Application Delivery Metrics
We’ve been working to support a large customer over the last several months in driving up operative efficiency around IT Processes. We’re to the point where we’ve helped them benchmark their operative electrical efficiency (using Green Grid’s PUE and DCiE) and we’ve provided them with a Watts per transaction metric. This customer is a retailer so in this case the transaction model is fairly straightforward, input from the cash register all the way to the back end storage in one of several regional data centers.
So to build the watts per transaction model, all we did was inventoried the infrastructure that supports the creation, transmission and storage of each transaction and normalized it to provide an average Watts per transaction metric. This allowed us to take the next step which was to analyze each infrastructure set at each stage to determine what “energy overhead” was there. No surprise we found servers vastly underutilized and in branch environments when they didn’t need to be, we found extra switch/exchange points and storage that was geographically “siloed”. So in this case we were able to make a simple set of recommendations covering changes in the IT architecture that reduced the total Watts per transaction by roughly 12% (to be validated as we are also implementing energy monitoring post redesign).
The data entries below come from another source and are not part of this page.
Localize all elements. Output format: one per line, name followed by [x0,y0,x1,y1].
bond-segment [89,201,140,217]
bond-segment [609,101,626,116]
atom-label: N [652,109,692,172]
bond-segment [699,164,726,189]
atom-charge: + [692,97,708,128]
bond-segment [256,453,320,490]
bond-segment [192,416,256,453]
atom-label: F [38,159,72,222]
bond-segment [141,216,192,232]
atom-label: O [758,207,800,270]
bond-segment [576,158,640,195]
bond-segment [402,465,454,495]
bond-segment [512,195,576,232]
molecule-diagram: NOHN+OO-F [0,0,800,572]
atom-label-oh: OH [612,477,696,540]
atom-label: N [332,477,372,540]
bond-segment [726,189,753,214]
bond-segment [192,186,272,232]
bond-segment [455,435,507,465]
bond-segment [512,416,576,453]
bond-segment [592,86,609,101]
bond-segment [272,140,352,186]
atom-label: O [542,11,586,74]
So this is a simple case of looking at systems and architectural level operative efficiency. And I can tell you this operation is run well and has simplicity and efficiency as pervasive mindsets in IT. Oh that and they work really well with their facilities department. So, a Watts per transaction model can be infinitely more complex under a different use case. So, fast forward to what we’re looking at next that I’m hoping to get some input on.
Has anyone developed or seen what they believe to be a telling (realistically accurate within 1-3%) metric that would apply to application energy requirements? For example, if we look at a typical web transaction (say buying your new Klean Kanteen to get of bottled water) there are estimates that say the information stream that is generated by this order hits separate transaction points ~120 times. In many cases these transaction points also hit different infrastructure sets (i.e. spinning up multiple severs, VM or physical to handle part of the transaction, core, access and storage switching, etc). When we position a streamlined application delivery model with only ~20 touch points there is of course an energy benefit to that.
What I’m having a hard time determining is a normalized Watts per application model that can provide an indicative figure across the server, storage and appliance sets that can be correlated to a larger application delivery architecture. The biggest challenge here is not the power required by chips to process transactions, it’s the very high degree of customization we see across different IT architectures, Like the old quote “we want to control the wheel, therefore we reinvent it”.
I have some what I would call defensible estimates but wanted to check with you all to see if anyone has seen any work in this space that is compelling. A second question, would an application delivery model showing energy allocation be of interest if we were to publish? It of course gets me all giddy to think of the implications…
Thanks, happy Greenin’
Posted by Rob Aldrich at 01:44PM PST


Sean Nov 11, 2008
Maybe I’m just being pedantic, but are you measuring “watt-hours per transaction”, or “watts per transaction”? If the latter, can you explain what the final number really represents? Other than being able to compare the W/T number at two points in time, I’m struggling to see how it can be used.
Do you have some pointers to more reading on this metric?